Yale postdoctoral researcher Hyo Jung Kang has discovered the bio-chemical switch that, in depressed people, turns off at least five genes involved in creating brain synapses. Her discovery will advance efforts to find effective treatments for depression.
Kang’s team analyzed tissue of depressed and non-depressed patients donated from a brain bank for differences in patterns of gene activation. The brains of patients who had been depressed showed lower levels of expression in genes required for the function and structure of brain synapses.
In an effort to seek out the mechanism that switched off the expression of the affected genes, Kang’s team injected the brains of test rodents with transcription factor GATA-1. The rodents came to show symptoms like those shown by depressed individuals, suggesting that GATA-1 can cause both loss of connections between neurons and the symptoms of depression.
This study helps explain why depression and chronic stress has been shown to cause the loss of brain volume in the prefrontal cortex which in turn contributes to both emotional and cognitive impairment.
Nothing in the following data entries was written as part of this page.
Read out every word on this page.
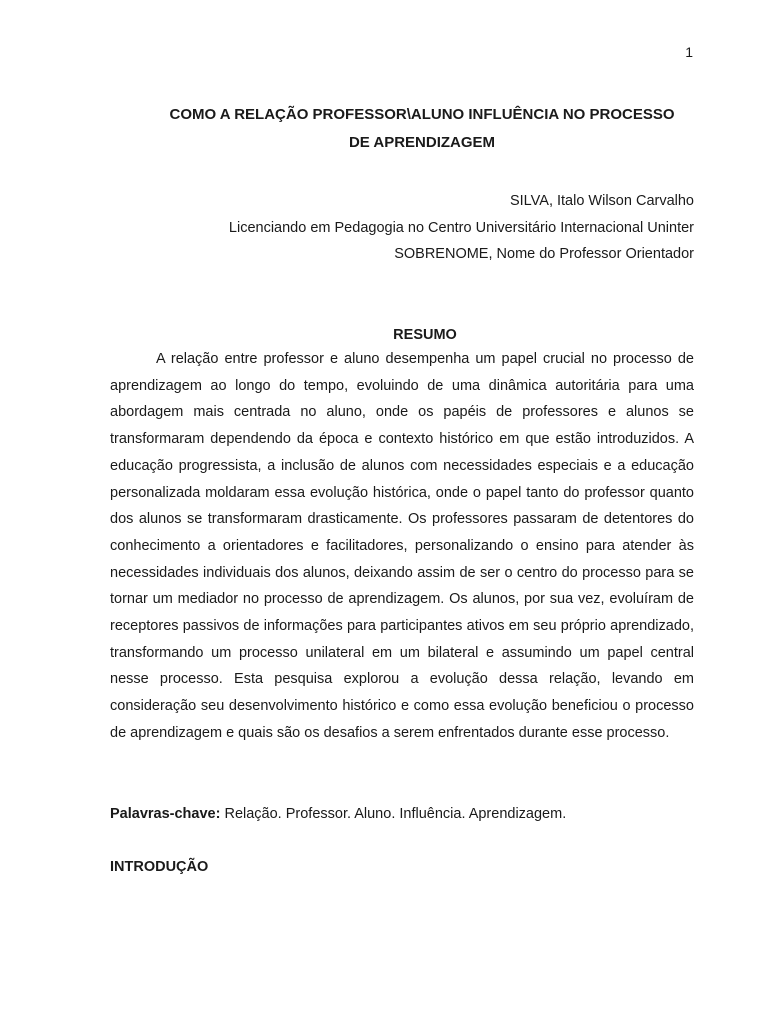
1
COMO A RELAÇÃO PROFESSOR\ALUNO INFLUÊNCIA NO PROCESSO
DE APRENDIZAGEM
SILVA, Italo Wilson Carvalho
Licenciando em Pedagogia no Centro Universitário Internacional Uninter
SOBRENOME, Nome do Professor Orientador
RESUMO

A relação entre professor e aluno desempenha um papel crucial no processo de aprendizagem ao longo do tempo, evoluindo de uma dinâmica autoritária para uma abordagem mais centrada no aluno, onde os papéis de professores e alunos se transformaram dependendo da época e contexto histórico em que estão introduzidos. A educação progressista, a inclusão de alunos com necessidades especiais e a educação personalizada moldaram essa evolução histórica, onde o papel tanto do professor quanto dos alunos se transformaram drasticamente. Os professores passaram de detentores do conhecimento a orientadores e facilitadores, personalizando o ensino para atender às necessidades individuais dos alunos, deixando assim de ser o centro do processo para se tornar um mediador no processo de aprendizagem. Os alunos, por sua vez, evoluíram de receptores passivos de informações para participantes ativos em seu próprio aprendizado, transformando um processo unilateral em um bilateral e assumindo um papel central nesse processo. Esta pesquisa explorou a evolução dessa relação, levando em consideração seu desenvolvimento histórico e como essa evolução beneficiou o processo de aprendizagem e quais são os desafios a serem enfrentados durante esse processo.

Palavras-chave: Relação. Professor. Aluno. Influência. Aprendizagem.
INTRODUÇÃO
Expression of a single gene dramatically decreases synaptic connections between brain cells.
“We wanted to test the idea that stress causes a loss of brain synapses in humans,” said senior author Ronald Duman, the Elizabeth Mears and House Jameson Professor of Psychiatry and professor of neurobiology and of pharmacology. “We show that circuits normally involved in emotion, as well as cognition, are disrupted when this single transcription factor is activated.”
Genetic variations in GATA-1 may be used to identify people at high risk for major depression or sensitivity to stress. More importantly, the study may lead to the discovery of therapies that can help depressed patients by enhancing synaptic connections.
The study was reported in the August 12 issue of the jurnal Nature Medicine. It was funded by the National Institutes of Health and the Connecticut Department of Mental Health and Addiction Services. The study’s other authors are Bhavya Voleti, Pawel Licznerski, Ashley Lepack, and Mounira Banasr.
Hyo Jung Kang received her BS in biological sciences and masters in neuroscience, respectively, in 1995 and 1997 from Ewha Woman’s University in Seoul. She received a PhD in neuropharmacology from the Ajou University School of Medicine in Suwon, Korea in 2003. Her dissertation subject was an investigation of the neuronal death mechanism.
She joined Yale University School of Medicine’s Department of Psychiatry in 2004 where she conducted gene profiling studies in postmortem brains of patients with major depressive disorders. In 2009 she was promoted to associate research scientist at Yale Med School’s department of neurobiology.